Mes yeux se rencontrèrent en ce moment avec ceux du jeune homme, et je reconnus son regard comme j'avais déjà reconnu son visage; seulement, comme je savais que ma déclaration le tuait du coup, j'hésitais à la faire.

Le juge vit ce qui se passait en moi, alla au crucifix suspendu à la muraille, le prit, et me l'apportant: – Capitaine, me dit-il, jurez sur le Christ de dire toute la vérité, rien que la vérité.

J'hésitais.

– Faites le serment qu'on vous demande, dit le prisonnier, et parlez en conscience.

– Eh bien! ma foi! repris-je, puisque c'est vous qui le voulez…

– Oui, je vous en prie.

– En ce cas-là, repris-je en étendant la main sur le crucifix, je jure de dire la vérité, toute la vérité, rien que la vérité.

– Bien, dit le juge. Maintenant, répondez. Reconnaissez-vous ce jeune homme pour être celui qui vous a frappé d'un coup de couteau?

– Parfaitement.

– Alors vous affirmez que c'est lui?

– Je l'affirme.

Il se retourna vers les deux greffiers. – Vous le voyez, dit-il, le blessé lui-même est trompé par cette étrange ressemblance.

Quant au jeune homme, un éclair de joie passa sur son visage. Je trouvai cela un peu étrange, attendu qu'il me semblait que ce que je venais de déposer ne devait pas le faire rire.

– Ainsi, vous persistez, reprit le juge, à affirmer que ce jeune homme est bien celui qui vous a frappé?

Je sentis que le sang me montait à la tête; car, vous comprenez, il avait l'air de dire que je mentais.

– Si je persiste? je le crois pardieu bien! et à telle enseigne qu'il était nu-tête, qu'il avait une redingote noire, un pantalon gris, et qu'il venait par la petite ruelle qui conduit à la prison.

– Gaëtano Sferra, dit le juge, qu'avez-vous à répondre à cette déposition?

– Que cet homme se trompe, répondit le prisonnier, comme se sont trompés tous ceux qui étaient au café.

– C'est évident, dit le juge en se retournant une seconde fois vers les greffiers.

– Je me trompe! m'écriai-je en me soulevant malgré ma faiblesse; ah bien! par exemple, en voilà une sévère! Ah! je me trompe!

– Capitaine! s'écria Nunzio, capitaine! Oh mon Dieu! mon Dieu!

– Ah! je me trompe! repris-je. Eh bien! je vous dis, moi, que je ne me trompe pas.
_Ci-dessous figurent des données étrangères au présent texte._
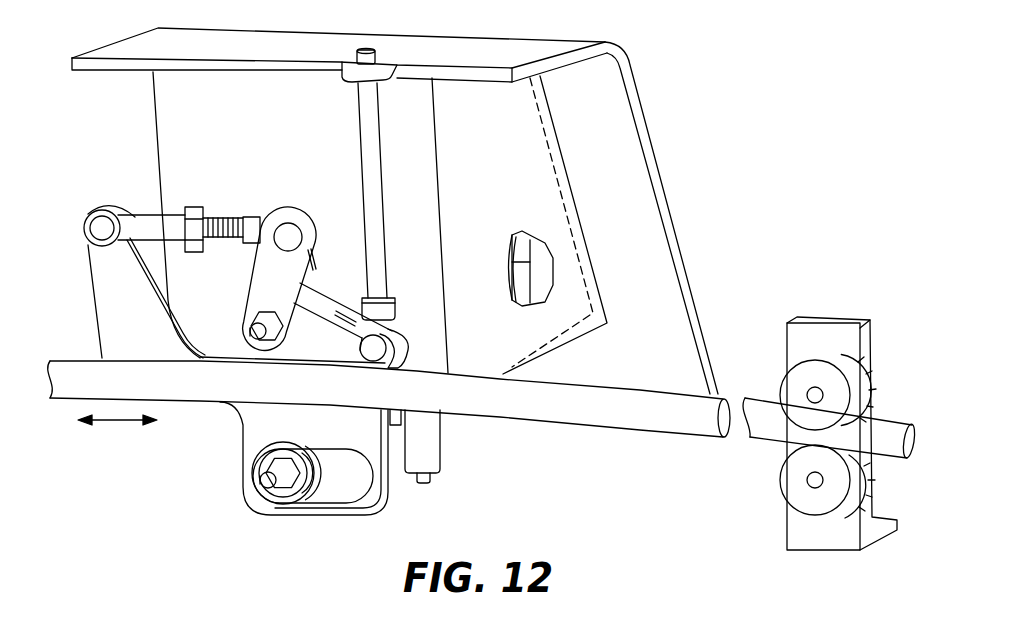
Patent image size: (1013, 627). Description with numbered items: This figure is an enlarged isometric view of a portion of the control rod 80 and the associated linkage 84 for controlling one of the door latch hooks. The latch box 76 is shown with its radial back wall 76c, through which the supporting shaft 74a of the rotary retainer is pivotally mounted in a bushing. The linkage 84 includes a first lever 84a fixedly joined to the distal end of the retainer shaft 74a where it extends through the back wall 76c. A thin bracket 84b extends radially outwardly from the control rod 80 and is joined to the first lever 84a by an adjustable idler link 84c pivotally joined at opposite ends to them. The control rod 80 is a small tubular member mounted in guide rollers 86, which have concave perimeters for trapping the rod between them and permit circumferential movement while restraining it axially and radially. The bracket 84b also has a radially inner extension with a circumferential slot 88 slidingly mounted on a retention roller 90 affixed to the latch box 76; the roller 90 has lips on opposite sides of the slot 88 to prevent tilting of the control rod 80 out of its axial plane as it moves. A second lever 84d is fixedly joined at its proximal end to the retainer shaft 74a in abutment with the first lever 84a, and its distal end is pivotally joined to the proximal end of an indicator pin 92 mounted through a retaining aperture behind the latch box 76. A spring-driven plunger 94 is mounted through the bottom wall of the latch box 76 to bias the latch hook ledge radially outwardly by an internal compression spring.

The latch box 76 is at (552, 187).
The radial back wall 76c is at (210, 140).
The control rod 80 is at (697, 420).
The linkage 84 is at (312, 178).
The first lever 84a is at (312, 258).
The thin bracket 84b is at (145, 326).
The adjustable idler link 84c is at (233, 212).
The second lever 84d is at (338, 306).
The supporting shaft 74a is at (253, 335).
The guide rollers 86 is at (855, 372).
The circumferential slot 88 is at (327, 489).
The retention roller 90 is at (287, 490).
The indicator pin 92 is at (382, 145).
The spring-driven plunger 94 is at (440, 446).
– Le médecin, le médecin! cria Pietro.

En effet, l'effort que j'avais fait en me levant avait dérangé l'appareil, et ma blessure s'était rouverte, de sorte qu'elle saignait de plus belle. Je sentis que je m'en allais de nouveau; toute la chambre valsait autour de moi, et, au milieu de tout cela, je voyais les yeux du prisonnier fixés sur moi avec une expression de joie si étrange, que je fis un dernier mouvement pour lui sauter au cou et l'étrangler. Ce mouvement épuisa ce qu'il me restait de force; un nuage sanglant passa devant mes yeux; je sentis que j'étouffais, je me renversai en arrière, puis je ne sentis plus rien: j'étais retombé dans mon évanouissement.

Celui-là ne dura que sept ou huit heures, et j'en revins comme du premier. Cette fois le médecin était auprès de moi: Pietro l'avait amené, et Nunzio n'avait pas voulu le laisser partir. J'essayai de parler, mais il me mit un doigt sur la bouche en me faisant signe de me taire. J'étais si faible, que j'obéis comme un enfant.

– Allons, ça va mieux, dit le médecin. Du silence, la diète la plus absolue, et humectez-lui de temps en temps la blessure avec de l'eau de guimauve. Tout ira bien. Surtout ne lui laissez voir personne.

– Ah! quant à cela, vous pouvez être tranquille. Quand ce serait le Père éternel lui-même qui frapperait à la porte, je lui répondrais: Vous demandez le capitaine? – Oui. – Eh bien! Père éternel, il n'y est pas.

– Et puis, d'ailleurs, dit Pietro, nous étions là, nous autres, pour veiller à la porte et envoyer promener les juges et les greffiers, s'ils se représentaient.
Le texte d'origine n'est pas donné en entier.